The work we (Peter Sinclair and I) have in the exhibition is A SoaPOPera for iMacs. The piece uses text-to-speech and voice recognition. Peter did the max msp programming to set up a database of the text and the keywords. Since the time we first conceived and executed the piece in 1998, it has gone through several permutations from performance vehicles to this its’ final form. Originally it was done in Mac OS 9. For this new Mac OS 10 version, Peter had to write a whole new max patch and I had to re-write all new texts harking back to what was current in the 1990’s. I was able to salvage and upgrade many of the themes and the spirit of the work. We had added carved and painted polyurethane wigs at one point. Peter re-did these and finished them with the help of a friend who has a velvet flocking device (don’t ask just look at the photos!) One of the more amusing occurrences was when, during the opening, a French women began to mimic Princess’s (one of the stock computer voices we used) sing-songy lament, “I don’t know, I don’t know, I don’t know, I don’t know, … “ I was floored! A person mimicking a manipulated to sound like a human, synthetic voice was quite a success!

The exhibition shares the museum with a highly detailed and complete show of Charlie Chaplin’s works. The comparisons and dialog between the two exhibitions add a dimension and continuity that is inspiring in its conception. I was able to revisit Chaplin’s oeuvre and look at the breadth of his talent and its influence anew.

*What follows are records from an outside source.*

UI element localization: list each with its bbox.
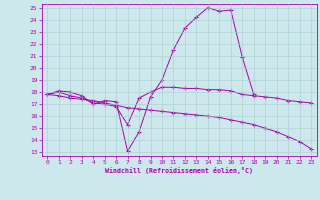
X-axis label: Windchill (Refroidissement éolien,°C): Windchill (Refroidissement éolien,°C) [105, 167, 253, 174]
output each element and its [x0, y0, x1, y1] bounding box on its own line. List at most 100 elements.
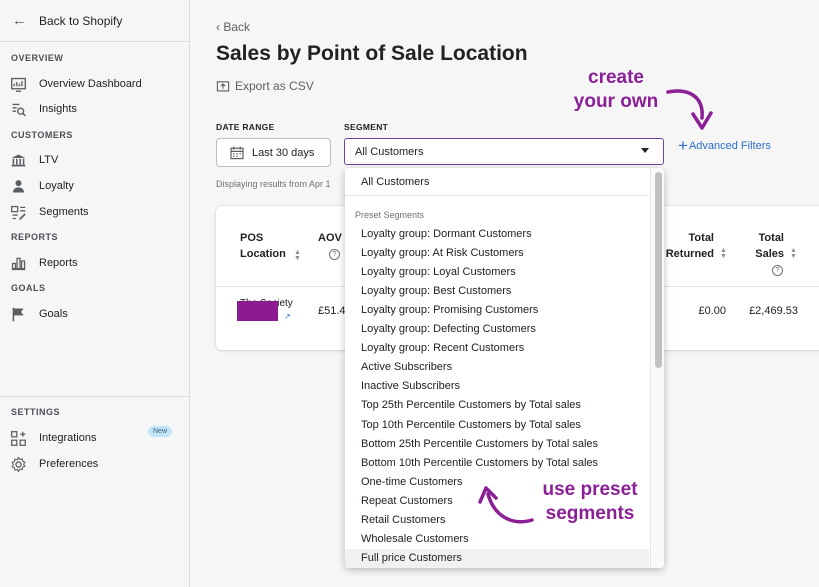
sidebar-item-overview-dashboard[interactable]: Overview Dashboard [10, 73, 180, 95]
section-reports: REPORTS [11, 232, 59, 242]
displaying-results-text: Displaying results from Apr 1 [216, 179, 331, 189]
person-icon [10, 178, 39, 195]
bank-icon [10, 152, 39, 169]
new-badge: New [148, 426, 173, 437]
section-customers: CUSTOMERS [11, 130, 73, 140]
sort-icon[interactable]: ▲ ▼ [790, 247, 797, 260]
scrollbar-thumb[interactable] [655, 172, 662, 368]
insights-icon [10, 101, 39, 118]
export-icon [216, 81, 230, 92]
back-link[interactable]: ‹ Back [216, 20, 250, 34]
header-aov[interactable]: AOV [318, 232, 342, 244]
segment-select[interactable]: All Customers [344, 138, 664, 165]
sidebar-item-label: Goals [39, 308, 68, 320]
advanced-filters-label: Advanced Filters [688, 140, 771, 152]
sidebar-item-label: LTV [39, 154, 59, 166]
dropdown-option[interactable]: Bottom 10th Percentile Customers by Tota… [361, 456, 599, 469]
segment-dropdown: All Customers Preset Segments Loyalty gr… [345, 168, 664, 568]
arrow-left-icon: ← [12, 12, 27, 29]
sidebar-item-insights[interactable]: Insights [10, 98, 180, 120]
sidebar-item-label: Integrations [39, 432, 97, 444]
dashboard-icon [10, 76, 39, 93]
dropdown-option[interactable]: Loyalty group: At Risk Customers [361, 246, 524, 259]
sort-icon[interactable]: ▲ ▼ [720, 247, 727, 260]
section-settings: SETTINGS [11, 407, 61, 417]
annotation-line: your own [573, 91, 659, 112]
segment-label: SEGMENT [344, 122, 389, 132]
sidebar-item-label: Preferences [39, 458, 99, 470]
header-total-sales[interactable]: Total Sales [755, 232, 784, 260]
sidebar-item-label: Segments [39, 206, 89, 218]
apps-icon [10, 430, 39, 447]
cell-total-sales: £2,469.53 [749, 305, 798, 317]
dropdown-option[interactable]: Loyalty group: Loyal Customers [361, 265, 516, 278]
sort-icon[interactable]: ▲ ▼ [294, 249, 301, 262]
header-total-returned[interactable]: Total Returned [665, 232, 714, 260]
section-overview: OVERVIEW [11, 53, 64, 63]
dropdown-option[interactable]: Loyalty group: Defecting Customers [361, 323, 536, 335]
help-icon[interactable]: ? [772, 265, 783, 276]
segment-select-value: All Customers [355, 145, 424, 158]
section-goals: GOALS [11, 283, 46, 293]
dropdown-scrollbar[interactable] [650, 168, 664, 568]
help-icon[interactable]: ? [329, 249, 340, 260]
dropdown-option[interactable]: Loyalty group: Recent Customers [361, 342, 525, 355]
header-pos-location[interactable]: POS Location [240, 232, 286, 260]
dropdown-option[interactable]: Loyalty group: Promising Customers [361, 303, 539, 316]
sidebar-item-preferences[interactable]: Preferences [10, 453, 180, 475]
back-link-label: Back [223, 20, 251, 34]
sidebar-item-label: Reports [39, 257, 78, 269]
annotation-line: segments [545, 503, 635, 524]
export-csv-button[interactable]: Export as CSV [216, 79, 314, 93]
dropdown-option[interactable]: One-time Customers [361, 475, 463, 488]
annotation-create-your-own: create your own [566, 66, 666, 114]
back-to-shopify-link[interactable]: ← Back to Shopify [0, 0, 189, 42]
back-to-shopify-label: Back to Shopify [39, 13, 123, 28]
date-range-label: DATE RANGE [216, 122, 275, 132]
dropdown-group-label: Preset Segments [355, 210, 425, 220]
dropdown-option[interactable]: Top 25th Percentile Customers by Total s… [361, 399, 581, 412]
sidebar-item-goals[interactable]: Goals [10, 303, 180, 325]
sidebar-item-segments[interactable]: Segments [10, 201, 180, 223]
annotation-arrow-icon [478, 486, 534, 524]
dropdown-option[interactable]: Inactive Subscribers [361, 380, 461, 393]
dropdown-option[interactable]: Full price Customers [345, 548, 649, 568]
dropdown-option[interactable]: Loyalty group: Best Customers [361, 284, 512, 297]
sidebar-item-integrations[interactable]: Integrations [10, 427, 180, 449]
sidebar-item-label: Loyalty [39, 180, 74, 192]
annotation-use-preset-segments: use preset segments [532, 478, 648, 526]
annotation-line: create [588, 67, 644, 88]
cell-total-returned: £0.00 [698, 305, 726, 317]
dropdown-option[interactable]: Bottom 25th Percentile Customers by Tota… [361, 437, 599, 450]
flag-icon [10, 306, 39, 323]
dropdown-option[interactable]: Retail Customers [361, 514, 446, 526]
gear-icon [10, 456, 39, 473]
dropdown-option-all-customers[interactable]: All Customers [345, 168, 649, 196]
external-link-icon[interactable]: ↗ [284, 312, 291, 321]
dropdown-option[interactable]: Active Subscribers [361, 361, 453, 374]
plus-icon: + [678, 136, 688, 155]
cell-aov: £51.4 [318, 305, 346, 317]
advanced-filters-link[interactable]: + Advanced Filters [678, 136, 771, 155]
segments-icon [10, 204, 39, 221]
sidebar-item-reports[interactable]: Reports [10, 252, 180, 274]
date-range-value: Last 30 days [252, 146, 315, 159]
date-range-button[interactable]: Last 30 days [216, 138, 331, 167]
sidebar-item-ltv[interactable]: LTV [10, 149, 180, 171]
export-csv-label: Export as CSV [235, 79, 314, 93]
dropdown-option[interactable]: Loyalty group: Dormant Customers [361, 227, 532, 240]
annotation-line: use preset [542, 479, 638, 500]
sidebar-item-label: Insights [39, 103, 77, 115]
dropdown-option[interactable]: Top 10th Percentile Customers by Total s… [361, 418, 581, 431]
chevron-left-icon: ‹ [216, 20, 224, 34]
dropdown-option[interactable]: Repeat Customers [361, 494, 453, 507]
redaction-block [237, 301, 278, 321]
calendar-icon [230, 146, 244, 159]
sidebar-divider [0, 396, 189, 397]
dropdown-option[interactable]: Wholesale Customers [361, 533, 469, 546]
caret-down-icon [641, 148, 649, 153]
sidebar-item-loyalty[interactable]: Loyalty [10, 175, 180, 197]
bar-chart-icon [10, 255, 39, 272]
page-title: Sales by Point of Sale Location [216, 42, 528, 65]
annotation-arrow-icon [666, 89, 713, 130]
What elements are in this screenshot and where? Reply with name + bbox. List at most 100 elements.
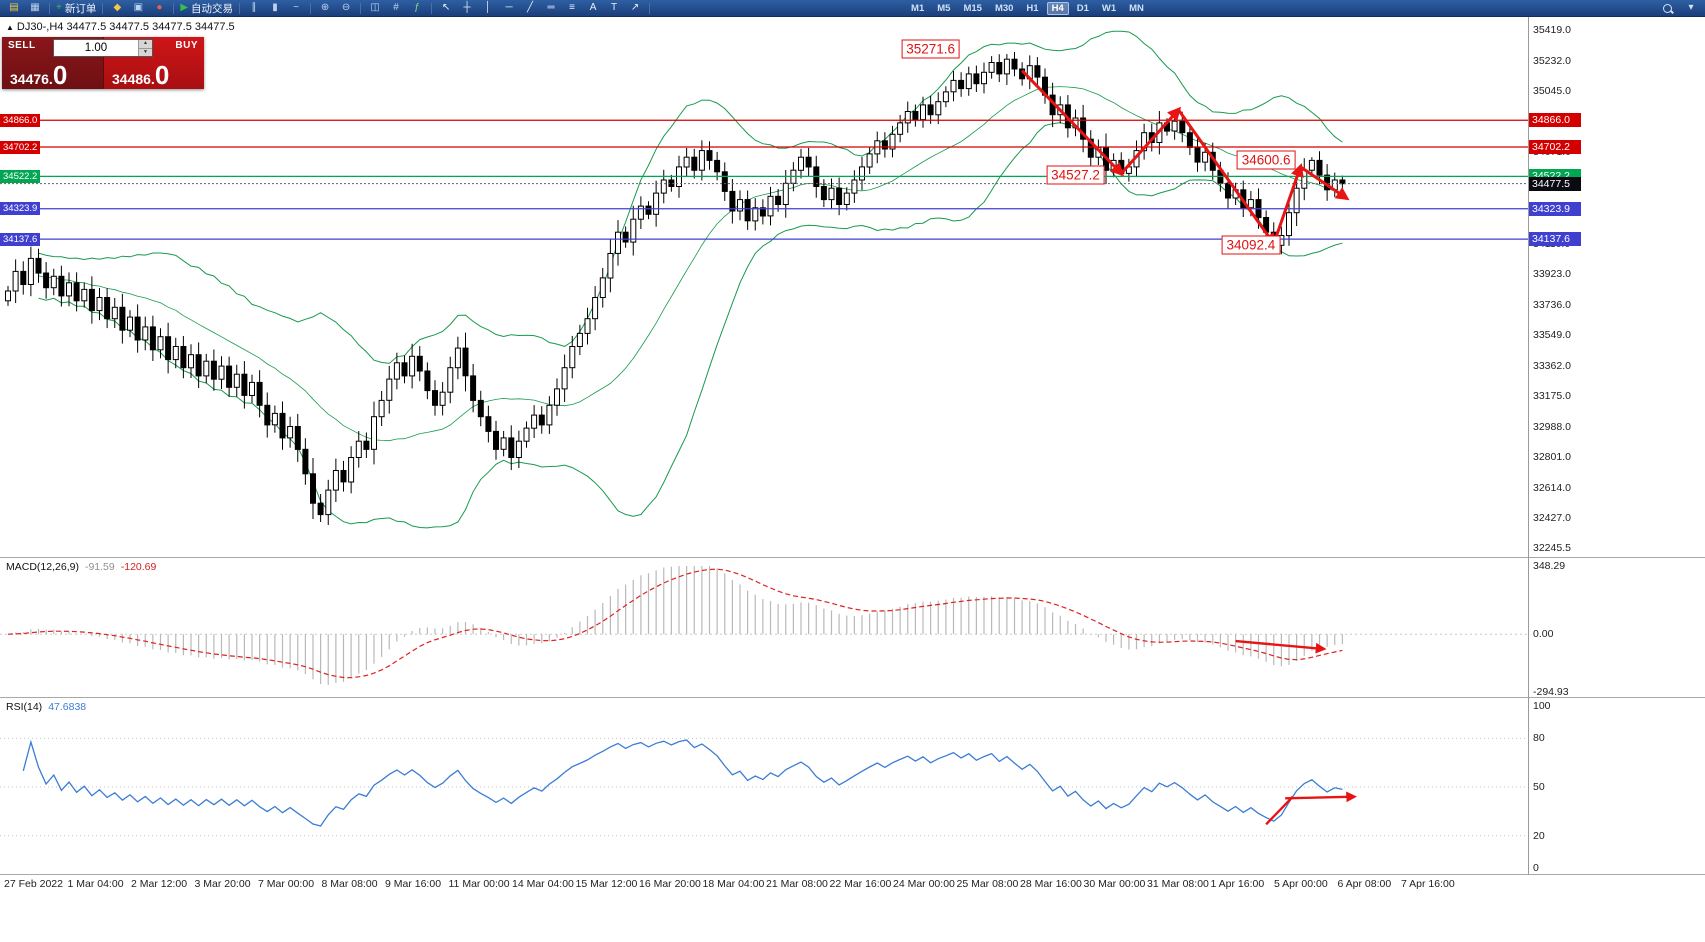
alerts-button[interactable]: ● bbox=[149, 1, 169, 16]
vertical-line-button[interactable]: │ bbox=[478, 1, 498, 16]
horizontal-line-icon: ─ bbox=[505, 2, 513, 13]
chart-profiles-button[interactable]: ▦ bbox=[25, 1, 45, 16]
timeframe-h1-button[interactable]: H1 bbox=[1026, 2, 1039, 14]
time-axis-label: 31 Mar 08:00 bbox=[1147, 878, 1209, 890]
macd-arrow bbox=[1235, 639, 1327, 654]
macd-histogram bbox=[15, 566, 1343, 685]
timeframe-h4-button[interactable]: H4 bbox=[1046, 1, 1069, 15]
time-axis-label: 6 Apr 08:00 bbox=[1337, 878, 1392, 890]
bollinger-upper-band bbox=[38, 30, 1343, 364]
tile-windows-button[interactable]: ◫ bbox=[365, 1, 385, 16]
text-label-button[interactable]: T bbox=[604, 1, 624, 16]
fibonacci-icon: ≡ bbox=[569, 2, 575, 13]
price-level-tag-left: 34323.9 bbox=[0, 202, 41, 216]
bollinger-middle-band bbox=[38, 86, 1343, 442]
volume-down-button[interactable]: ▼ bbox=[139, 47, 152, 56]
trend-arrow bbox=[1272, 163, 1304, 245]
text-icon: A bbox=[589, 2, 597, 13]
text-button[interactable]: A bbox=[583, 1, 603, 16]
arrows-button[interactable]: ↗ bbox=[625, 1, 645, 16]
horizontal-level-lines[interactable] bbox=[0, 119, 1528, 240]
time-axis-label: 1 Apr 16:00 bbox=[1210, 878, 1265, 890]
time-axis-separator bbox=[0, 874, 1705, 875]
time-axis-label: 15 Mar 12:00 bbox=[575, 878, 638, 890]
time-axis-label: 14 Mar 04:00 bbox=[512, 878, 574, 890]
time-axis-label: 7 Apr 16:00 bbox=[1401, 878, 1455, 890]
toolbar-separator bbox=[649, 2, 651, 14]
cursor-icon: ↖ bbox=[441, 2, 451, 13]
metaeditor-icon: ◆ bbox=[113, 2, 122, 13]
toolbar-separator bbox=[102, 2, 104, 14]
price-level-tag: 34866.0 bbox=[1529, 113, 1581, 128]
grid-button[interactable]: # bbox=[386, 1, 406, 16]
vertical-line-icon: │ bbox=[484, 2, 492, 13]
cursor-button[interactable]: ↖ bbox=[436, 1, 456, 16]
price-annotation[interactable]: 34600.6 bbox=[1236, 150, 1296, 170]
zoom-in-button[interactable]: ⊕ bbox=[315, 1, 335, 16]
panel-separator[interactable] bbox=[0, 697, 1705, 698]
indicators-button[interactable]: ƒ bbox=[407, 1, 427, 16]
time-axis-label: 1 Mar 04:00 bbox=[67, 878, 124, 890]
trend-arrow bbox=[1177, 108, 1277, 247]
timeframe-w1-button[interactable]: W1 bbox=[1101, 2, 1117, 14]
horizontal-line-button[interactable]: ─ bbox=[499, 1, 519, 16]
price-annotation[interactable]: 34527.2 bbox=[1046, 165, 1105, 185]
indicators-icon: ƒ bbox=[414, 2, 420, 13]
crosshair-button[interactable]: ┼ bbox=[457, 1, 477, 16]
new-order-icon: + bbox=[56, 2, 62, 13]
toolbar-separator bbox=[49, 2, 50, 14]
price-tick-label: 35045.0 bbox=[1533, 85, 1571, 97]
price-annotation[interactable]: 35271.6 bbox=[901, 39, 960, 59]
macd-value: -91.59 bbox=[84, 561, 115, 573]
new-order-button[interactable]: + 新订单 bbox=[54, 1, 98, 16]
toolbar-more-button[interactable]: ▾ bbox=[1681, 1, 1701, 16]
candlestick-chart-icon: ▮ bbox=[272, 2, 278, 13]
volume-up-button[interactable]: ▲ bbox=[139, 40, 152, 48]
market-watch-button[interactable]: ▤ bbox=[4, 1, 24, 16]
time-axis-label: 3 Mar 20:00 bbox=[194, 878, 251, 890]
candlestick-chart-button[interactable]: ▮ bbox=[265, 1, 285, 16]
fibonacci-button[interactable]: ≡ bbox=[562, 1, 582, 16]
toolbar-separator bbox=[431, 2, 433, 14]
autotrading-button-label: 自动交易 bbox=[191, 2, 234, 15]
panel-separator[interactable] bbox=[0, 557, 1705, 558]
timeframe-m1-button[interactable]: M1 bbox=[911, 2, 925, 14]
price-level-tag-left: 34702.2 bbox=[0, 140, 41, 154]
timeframe-d1-button[interactable]: D1 bbox=[1076, 2, 1089, 14]
trend-arrow bbox=[1120, 106, 1182, 175]
price-level-tag-left: 34866.0 bbox=[0, 113, 41, 127]
macd-signal-value: -120.69 bbox=[120, 561, 157, 573]
price-axis-line bbox=[1528, 17, 1529, 875]
one-click-trading-panel: SELL 34476. 0 BUY 34486. 0 1.00 ▲ ▼ bbox=[2, 37, 204, 89]
rsi-axis-label: 50 bbox=[1533, 781, 1545, 793]
symbol-ohlc-text: DJ30-,H4 34477.5 34477.5 34477.5 34477.5 bbox=[16, 21, 235, 33]
autotrading-button[interactable]: ▶ 自动交易 bbox=[178, 1, 235, 16]
price-tick-label: 32614.0 bbox=[1533, 481, 1571, 494]
trendline-button[interactable]: ╱ bbox=[520, 1, 540, 16]
search-button[interactable] bbox=[1657, 1, 1677, 16]
panel-collapse-icon[interactable]: ▲ bbox=[6, 23, 14, 32]
trend-arrows bbox=[1021, 69, 1350, 247]
line-chart-button[interactable]: ~ bbox=[286, 1, 306, 16]
price-tick-label: 33175.0 bbox=[1533, 390, 1571, 403]
time-axis-label: 9 Mar 16:00 bbox=[385, 878, 442, 890]
price-tick-label: 35419.0 bbox=[1533, 24, 1571, 36]
rsi-arrow bbox=[1265, 795, 1294, 826]
price-annotation[interactable]: 34092.4 bbox=[1221, 235, 1281, 254]
price-tick-label: 33736.0 bbox=[1533, 298, 1571, 311]
arrows-icon: ↗ bbox=[630, 2, 640, 13]
channel-button[interactable]: ═ bbox=[541, 1, 561, 16]
metaeditor-button[interactable]: ◆ bbox=[107, 1, 127, 16]
terminal-button[interactable]: ▣ bbox=[128, 1, 148, 16]
zoom-out-button[interactable]: ⊖ bbox=[336, 1, 356, 16]
bar-chart-button[interactable]: ∥ bbox=[244, 1, 264, 16]
toolbar-separator bbox=[239, 2, 241, 14]
trendline-icon: ╱ bbox=[527, 2, 534, 13]
timeframe-m30-button[interactable]: M30 bbox=[994, 2, 1014, 14]
timeframe-m15-button[interactable]: M15 bbox=[963, 2, 982, 14]
timeframe-mn-button[interactable]: MN bbox=[1129, 2, 1144, 14]
volume-input[interactable]: 1.00 bbox=[84, 42, 108, 54]
price-tick-label: 33549.0 bbox=[1533, 329, 1571, 342]
timeframe-m5-button[interactable]: M5 bbox=[937, 2, 951, 14]
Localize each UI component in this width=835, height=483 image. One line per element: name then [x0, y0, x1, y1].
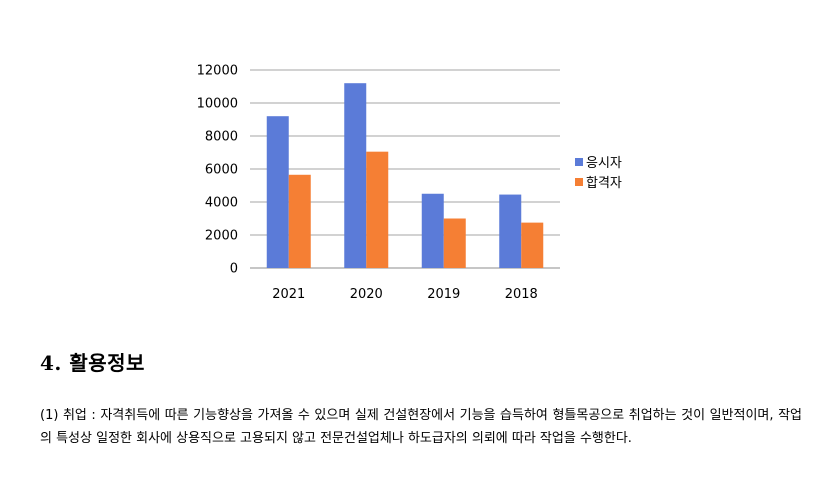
- employment-paragraph: (1) 취업 : 자격취득에 따른 기능향상을 가져올 수 있으며 실제 건설현…: [40, 408, 802, 446]
- y-tick-label: 6000: [205, 163, 238, 178]
- x-tick-label: 2020: [350, 287, 383, 302]
- x-tick-label: 2021: [272, 287, 305, 302]
- bar: [266, 116, 289, 268]
- bar: [366, 151, 389, 268]
- y-tick-label: 12000: [197, 64, 238, 79]
- bar: [344, 83, 367, 268]
- bar-chart: 0 2000 4000 6000 8000 10000 12000 2021 2020 2019 2…: [197, 64, 622, 303]
- x-tick-label: 2019: [427, 287, 460, 302]
- y-tick-label: 8000: [205, 130, 238, 145]
- legend-swatch: [575, 158, 583, 166]
- legend-label: 합격자: [586, 176, 622, 191]
- bar: [443, 218, 466, 268]
- legend-label: 응시자: [586, 156, 622, 171]
- x-tick-label: 2018: [505, 287, 538, 302]
- section-heading: 4. 활용정보: [40, 351, 145, 375]
- y-tick-label: 4000: [205, 196, 238, 211]
- bar: [288, 174, 311, 268]
- bar: [421, 193, 444, 268]
- y-tick-label: 10000: [197, 97, 238, 112]
- legend-swatch: [575, 178, 583, 186]
- y-tick-label: 0: [230, 262, 238, 277]
- y-tick-label: 2000: [205, 229, 238, 244]
- chart-canvas: 0 2000 4000 6000 8000 10000 12000 2021 2020 2019 2…: [197, 64, 622, 303]
- bar: [499, 194, 522, 268]
- bar: [521, 222, 544, 268]
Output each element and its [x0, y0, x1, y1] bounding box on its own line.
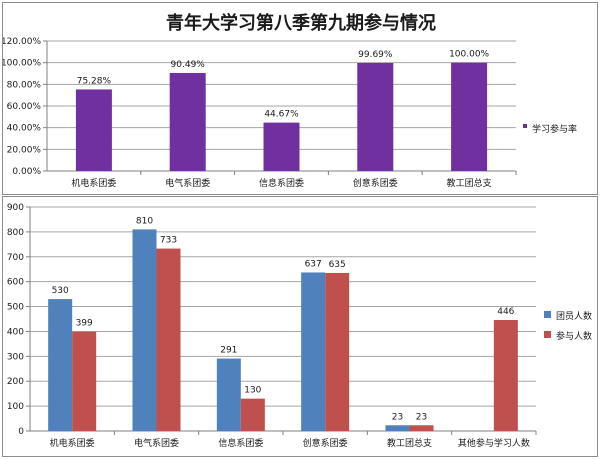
member-count-plot: 0 100 200 300 400 500 600 700 800 900 机电系团委 530 399 电… [7, 203, 592, 449]
member-count-chart: 0 100 200 300 400 500 600 700 800 900 机电系团委 530 399 电… [2, 196, 598, 457]
bar [72, 331, 97, 431]
y-tick-label: 500 [7, 303, 24, 313]
data-label: 99.69% [358, 50, 393, 60]
x-tick-label: 其他参与学习人数 [458, 437, 530, 449]
bar [48, 299, 73, 431]
data-label: 530 [52, 286, 69, 296]
legend-label: 学习参与率 [532, 123, 577, 135]
bar [75, 89, 112, 171]
bar [409, 425, 434, 431]
x-tick-label: 教工团总支 [387, 437, 432, 449]
x-tick-label: 教工团总支 [447, 177, 492, 189]
bar [240, 398, 265, 431]
participation-rate-plot: 0.00% 20.00% 40.00% 60.00% 80.00% 100.00% 120.… [1, 37, 577, 189]
x-tick-label: 机电系团委 [71, 177, 116, 189]
data-label: 44.67% [264, 110, 299, 120]
bar [385, 425, 410, 431]
legend-swatch [523, 124, 527, 128]
y-tick-label: 200 [7, 377, 24, 387]
bar [156, 248, 181, 431]
y-tick-label: 40.00% [7, 124, 42, 134]
data-label: 75.28% [77, 76, 112, 86]
bar [216, 358, 241, 431]
y-tick-label: 20.00% [7, 145, 42, 155]
data-label: 399 [76, 319, 93, 329]
data-label: 291 [220, 346, 237, 356]
y-tick-label: 0.00% [12, 167, 41, 177]
y-tick-label: 600 [7, 278, 24, 288]
y-tick-label: 80.00% [7, 80, 42, 90]
bar [132, 229, 157, 431]
bar [357, 63, 394, 171]
x-tick-label: 创意系团委 [303, 437, 348, 449]
y-tick-label: 800 [7, 228, 24, 238]
bar [493, 319, 518, 431]
bar [301, 272, 326, 431]
bar [325, 272, 350, 431]
data-label: 446 [497, 307, 514, 317]
y-tick-label: 100 [7, 402, 24, 412]
data-label: 130 [244, 386, 261, 396]
data-label: 733 [160, 236, 177, 246]
x-tick-label: 信息系团委 [218, 437, 263, 449]
legend-label: 团员人数 [556, 310, 592, 322]
y-tick-label: 60.00% [7, 102, 42, 112]
data-label: 100.00% [449, 50, 489, 60]
bar [169, 72, 206, 171]
data-label: 90.49% [171, 60, 206, 70]
data-label: 635 [329, 260, 346, 270]
y-tick-label: 300 [7, 352, 24, 362]
participation-rate-chart: 青年大学习第八季第九期参与情况 0.00% 20.00% 40.00% 60.00% 8… [1, 2, 598, 195]
bar [263, 122, 300, 171]
chart-title: 青年大学习第八季第九期参与情况 [166, 13, 436, 34]
data-label: 810 [136, 216, 153, 226]
x-tick-label: 电气系团委 [134, 437, 179, 449]
x-tick-label: 创意系团委 [353, 177, 398, 189]
data-label: 23 [392, 412, 403, 422]
legend-swatch [544, 311, 551, 318]
data-label: 23 [416, 412, 427, 422]
data-label: 637 [305, 259, 322, 269]
y-tick-label: 0 [18, 427, 24, 437]
y-tick-label: 100.00% [3, 59, 41, 69]
y-tick-label: 900 [7, 203, 24, 213]
y-tick-label: 700 [7, 253, 24, 263]
x-tick-label: 电气系团委 [165, 177, 210, 189]
x-tick-label: 机电系团委 [50, 437, 95, 449]
legend-label: 参与人数 [556, 330, 592, 342]
x-tick-label: 信息系团委 [259, 177, 304, 189]
y-tick-label: 120.00% [3, 37, 41, 47]
legend-swatch [544, 331, 551, 338]
y-tick-label: 400 [7, 327, 24, 337]
bar [451, 62, 488, 171]
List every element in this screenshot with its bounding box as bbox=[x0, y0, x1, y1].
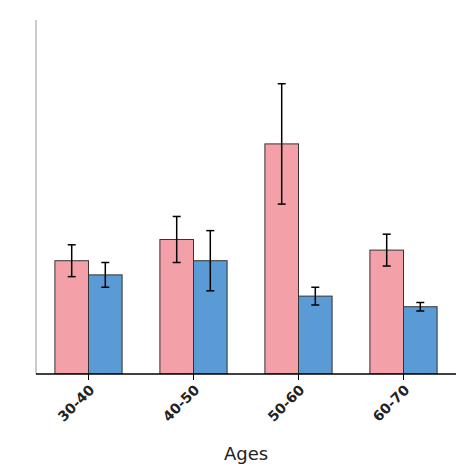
chart-container: 30-40 40-50 50-60 60-70 Ages bbox=[0, 0, 474, 474]
error-bar-cap bbox=[68, 244, 76, 246]
error-bar bbox=[173, 216, 181, 262]
x-tick bbox=[88, 374, 89, 380]
error-bar bbox=[68, 245, 76, 277]
y-axis-line bbox=[36, 20, 37, 374]
error-bar-cap bbox=[68, 276, 76, 278]
x-tick bbox=[298, 374, 299, 380]
bar bbox=[370, 250, 404, 374]
error-bar-stem bbox=[71, 245, 73, 277]
error-bar-cap bbox=[416, 302, 424, 304]
error-bar-stem bbox=[210, 231, 212, 291]
error-bar-stem bbox=[281, 84, 283, 204]
error-bar-cap bbox=[173, 262, 181, 264]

In the Burlesques Contemporains show were many works I had admired over the years. Especially poignant for me was the piece Clockshower by Gordon Matta-Clark my dear friend. This little known work has him suspended from a construction trapeze outside the clock face at Alanna Heiss’s Clocktower space in Lower Manhattan. He lathers himself up, shaves, takes a shower etc. in an extension of the Harold Loyd silent movie riff where Loyd hangs from the hands of a clock. Dennis Oppenheim’s piece, Attempt to raise Hell, where a metal headed puppet dressed in a miniscule flannel suit, hits his head against a bell, ten times an hour is also unique in its’ pathos. There is also the popular Fischli & Weiss (Rube Goldberg style) video. Michael Smith had two videos, one of them titled, “How to Curate your Own Group Exhibition” is hilarious in its de-construction of the whole curatorial effort. Gilbert and George’s singing sculptures video formed an interesting counterpoint to Peter and my Installation. On the one hand Gilbert and George turned themselves into mechanistic autonomatons on the other our anthropomorphized computers tried valiantly to pass as humans.